The presence of sulfides is indicated by lead acetate paper turning black. Place a drop of the sample on the test paper previously moistened with a drop of acetic acid and if the paper darkens, sulfides are indicated. Sulfides are removed by reaction with lead carbonate.
Procedure for Removal of Sulfides
1.Remove any solids by decantation or pressure filtration and hold.
2.Add lead carbonate (about 0.1 g/L) and mix.
3.Remove formed lead sulfide by pressure filtration and discard PbS precipitate.
4.Retest sample solution. If test strip is discolored, retreat as in Steps 2 and 3.
5.Return solids to sample and raise pH to 12 with solid sodium hydroxide.

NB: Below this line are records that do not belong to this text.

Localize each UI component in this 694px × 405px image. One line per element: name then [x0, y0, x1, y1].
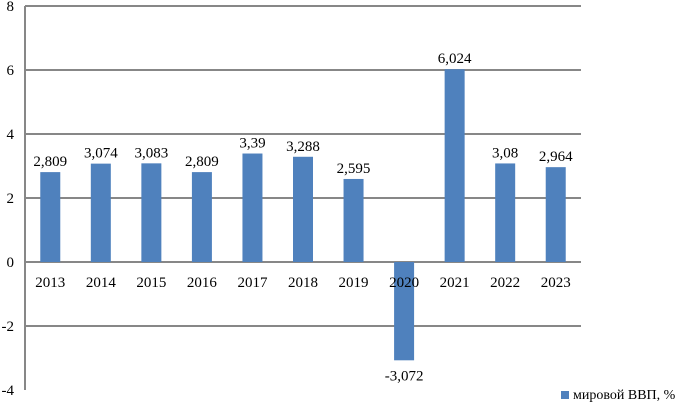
y-tick-label: -4 — [2, 383, 15, 399]
data-label: -3,072 — [385, 368, 424, 384]
bars — [40, 69, 566, 361]
legend-swatch — [561, 391, 569, 399]
y-tick-label: 8 — [7, 0, 15, 15]
bar — [444, 69, 465, 263]
data-label: 3,074 — [84, 146, 118, 162]
data-label: 2,964 — [539, 149, 573, 165]
y-tick-label: 0 — [7, 255, 15, 271]
data-label: 2,809 — [185, 154, 219, 170]
data-label: 6,024 — [438, 51, 472, 67]
x-category-label: 2016 — [187, 275, 218, 291]
legend: мировой ВВП, % — [561, 388, 676, 403]
y-axis-tick-labels: -4 -2 0 2 4 6 8 — [2, 0, 15, 399]
data-label: 3,08 — [492, 145, 518, 161]
x-category-label: 2021 — [440, 275, 470, 291]
x-category-label: 2019 — [339, 275, 369, 291]
x-category-label: 2022 — [490, 275, 520, 291]
x-category-label: 2018 — [288, 275, 318, 291]
data-label: 2,809 — [33, 154, 67, 170]
y-tick-label: 6 — [7, 63, 15, 79]
data-label: 3,083 — [134, 145, 168, 161]
data-label: 3,288 — [286, 139, 320, 155]
bar — [495, 163, 516, 262]
y-tick-label: -2 — [2, 319, 15, 335]
bar — [191, 172, 212, 262]
bar — [40, 172, 61, 262]
x-axis-category-labels: 2013 2014 2015 2016 2017 2018 2019 2020 2021 2022… — [35, 275, 570, 291]
x-category-label: 2013 — [35, 275, 65, 291]
legend-label: мировой ВВП, % — [573, 388, 676, 403]
bar — [545, 167, 566, 262]
x-category-label: 2015 — [136, 275, 166, 291]
x-category-label: 2014 — [86, 275, 117, 291]
data-label: 2,595 — [337, 161, 371, 177]
y-tick-label: 4 — [7, 127, 15, 143]
bar — [343, 178, 364, 262]
x-category-label: 2017 — [237, 275, 268, 291]
data-labels: 2,809 3,074 3,083 2,809 3,39 3,288 2,595 -3,072… — [33, 51, 573, 384]
bar — [293, 156, 313, 262]
x-category-label: 2020 — [389, 275, 419, 291]
data-label: 3,39 — [239, 136, 265, 152]
bar — [141, 163, 162, 262]
bar — [394, 262, 415, 361]
x-category-label: 2023 — [541, 275, 571, 291]
y-tick-label: 2 — [7, 191, 15, 207]
bar — [242, 153, 263, 262]
bar — [90, 163, 111, 262]
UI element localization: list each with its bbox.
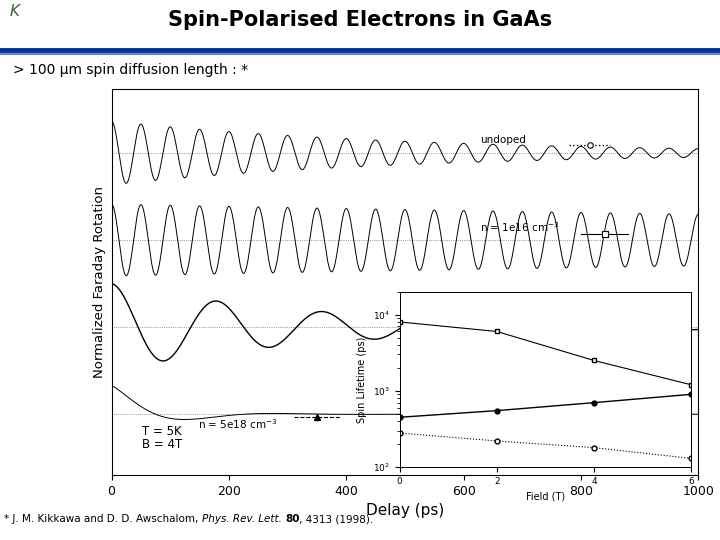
Text: $\it{K}$: $\it{K}$ [9, 3, 22, 19]
X-axis label: Delay (ps): Delay (ps) [366, 503, 444, 518]
Text: undoped: undoped [480, 136, 526, 145]
Text: B = 4T: B = 4T [142, 438, 182, 451]
Text: , 4313 (1998).: , 4313 (1998). [299, 514, 373, 524]
Text: n = 5e18 cm$^{-3}$: n = 5e18 cm$^{-3}$ [199, 417, 278, 431]
Text: > 100 μm spin diffusion length : *: > 100 μm spin diffusion length : * [13, 63, 248, 77]
Y-axis label: Normalized Faraday Rotation: Normalized Faraday Rotation [93, 186, 106, 378]
Text: T = 5K: T = 5K [142, 425, 181, 438]
Text: * J. M. Kikkawa and D. D. Awschalom,: * J. M. Kikkawa and D. D. Awschalom, [4, 514, 202, 524]
Text: n = 1e18 cm$^{-3}$: n = 1e18 cm$^{-3}$ [480, 310, 559, 323]
Text: n = 1e16 cm$^{-3}$: n = 1e16 cm$^{-3}$ [480, 220, 559, 234]
Text: 80: 80 [286, 514, 300, 524]
Text: Spin-Polarised Electrons in GaAs: Spin-Polarised Electrons in GaAs [168, 10, 552, 30]
Y-axis label: Spin Lifetime (ps): Spin Lifetime (ps) [357, 336, 367, 422]
Text: Phys. Rev. Lett.: Phys. Rev. Lett. [202, 514, 284, 524]
X-axis label: Field (T): Field (T) [526, 491, 565, 501]
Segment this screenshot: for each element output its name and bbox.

Samples should be stored in a dark place at about 4 C, such as in an esky (cool box) during transport and then refrigerated at the laboratory. Soil samples for cyanide analysis (in cores or jars) must be wrapped in dark plastic and kept cool at 4 C without further treatment.
Transport and Storage
Once correctly preserved and packaged, samples should be sealed and each container (bottle or jar) individually placed in a sealed plastic bag. All samples should then be packed in an esky (cool box with some ice bricks) to keep them cool during transport. Shipment to the analytical laboratory should occur as soon as practical by overnight truck or airfreight courier. It is essential that the sampling protocol be recorded and a chain of custody included with the shipment to allow tracking prior to and during storage and analysis.